For context, during an interview with The New York Times, Wenner expressed that, regarding an upcoming book of his involving interviews with rock artists, he didn’t interview Black or female artists claiming that neither could “articulate” themselves well enough. Following the interview, the Rock and Roll Hall of Fame announced that Wenner was removed from their Board Of Directors.

During a new installment of The Nightly Nuge, while talking to his co-host Keith Mark, Nugent expressed disgust over Wenner’s comments. The rocker notes that, with Wenner being the co-founder of Rolling Stone, the publication is meant to celebrate the history of music, and mentions Black rock legends Chuck Berry, Bo Diddly, and Little Richard.

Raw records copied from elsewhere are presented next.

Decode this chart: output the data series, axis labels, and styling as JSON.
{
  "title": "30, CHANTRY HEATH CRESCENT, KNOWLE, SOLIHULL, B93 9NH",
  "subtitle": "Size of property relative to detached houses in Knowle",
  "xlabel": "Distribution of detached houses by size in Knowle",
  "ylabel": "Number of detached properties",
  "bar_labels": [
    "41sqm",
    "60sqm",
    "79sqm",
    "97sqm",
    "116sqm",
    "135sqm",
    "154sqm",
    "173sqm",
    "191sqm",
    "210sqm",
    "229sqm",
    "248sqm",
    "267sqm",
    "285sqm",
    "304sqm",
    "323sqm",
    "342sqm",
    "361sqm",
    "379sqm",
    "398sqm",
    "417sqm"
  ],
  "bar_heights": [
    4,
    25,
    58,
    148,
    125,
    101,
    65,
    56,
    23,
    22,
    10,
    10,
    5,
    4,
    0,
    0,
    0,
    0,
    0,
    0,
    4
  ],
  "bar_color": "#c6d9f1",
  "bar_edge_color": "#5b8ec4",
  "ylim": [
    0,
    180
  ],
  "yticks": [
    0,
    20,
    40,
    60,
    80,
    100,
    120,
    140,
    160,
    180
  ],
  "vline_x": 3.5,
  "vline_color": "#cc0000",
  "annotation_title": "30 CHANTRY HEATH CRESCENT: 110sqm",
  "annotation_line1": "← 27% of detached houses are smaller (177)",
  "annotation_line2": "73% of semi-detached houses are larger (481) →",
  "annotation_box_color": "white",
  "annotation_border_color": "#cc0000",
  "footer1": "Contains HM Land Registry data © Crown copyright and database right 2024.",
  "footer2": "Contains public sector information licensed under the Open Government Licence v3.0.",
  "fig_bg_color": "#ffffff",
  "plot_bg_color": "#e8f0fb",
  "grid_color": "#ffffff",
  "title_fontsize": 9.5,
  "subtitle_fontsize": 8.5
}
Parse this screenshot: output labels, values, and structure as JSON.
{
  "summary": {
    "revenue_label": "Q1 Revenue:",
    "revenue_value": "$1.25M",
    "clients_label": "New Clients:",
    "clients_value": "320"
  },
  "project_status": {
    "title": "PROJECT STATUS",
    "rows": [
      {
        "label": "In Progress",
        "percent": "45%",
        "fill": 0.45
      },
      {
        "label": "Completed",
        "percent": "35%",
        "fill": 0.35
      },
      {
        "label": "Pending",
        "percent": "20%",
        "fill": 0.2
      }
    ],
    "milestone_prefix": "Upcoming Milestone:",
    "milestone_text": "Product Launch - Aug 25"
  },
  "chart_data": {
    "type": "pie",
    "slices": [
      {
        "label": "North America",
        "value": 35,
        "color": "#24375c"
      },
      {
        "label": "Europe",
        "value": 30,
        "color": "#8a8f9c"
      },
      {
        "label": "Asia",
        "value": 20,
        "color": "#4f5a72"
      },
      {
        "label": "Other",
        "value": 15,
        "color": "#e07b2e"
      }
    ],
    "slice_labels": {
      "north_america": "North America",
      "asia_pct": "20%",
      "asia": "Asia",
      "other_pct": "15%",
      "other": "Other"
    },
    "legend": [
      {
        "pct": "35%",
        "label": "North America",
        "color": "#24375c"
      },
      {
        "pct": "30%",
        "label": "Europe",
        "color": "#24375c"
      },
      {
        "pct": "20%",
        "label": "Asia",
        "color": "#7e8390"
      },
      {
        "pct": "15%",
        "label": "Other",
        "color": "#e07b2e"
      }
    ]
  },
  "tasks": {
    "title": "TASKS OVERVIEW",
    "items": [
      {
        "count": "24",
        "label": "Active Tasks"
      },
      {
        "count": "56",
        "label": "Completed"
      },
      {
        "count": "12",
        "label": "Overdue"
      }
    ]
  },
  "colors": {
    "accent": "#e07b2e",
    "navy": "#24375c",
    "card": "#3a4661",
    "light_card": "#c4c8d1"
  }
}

Speaking about Wenner’s comments, Nugent shares the following (as transcribed by Loudwire):

“I’m merely a humble servant of evidence, truth, logic, and common sense. And Jann Wenner created Rolling Stone magazine to celebrate the greatest soundtrack in the history of the world, as created by Chuck Berry and Bo Diddley and Little Richard — an extension of the Black artists who had such an emotional dream of freedom and defied the shackles of slavery and created this soulful, emotional, powerful, defiant, uppity, spirited, work-ethic-oriented soundtrack — the blues, gospel, rhythm and blues, then rock ‘n’ roll.

“Jann Wenner righteously and wonderfully created Rolling Stone magazine to celebrate the artists that are never — we’ve never been given credit except by me, and us here at Nightly Nuge … that the music that touches our soul came from Black heroes who had more soul because they had to get out of the curse of slavery and celebrate freedom musically.”

Nugent goes on to note that Wenner was kicked out of the Rock Hall’s Board Of Directors “because of racist and misogynistic attacks that said that Black and female artists are not articulate enough to reference in his book about rock and roll history — which is so clearly biased and so clearly racist and so clearly misogynistic. And those are the things that he has always accused me of.”

It’s not often you hear Ted Nugent say something that’s morally sound. Given his history and beliefs, there’s a reason Nugent is considered one of the “worst people in metal and hard rock.”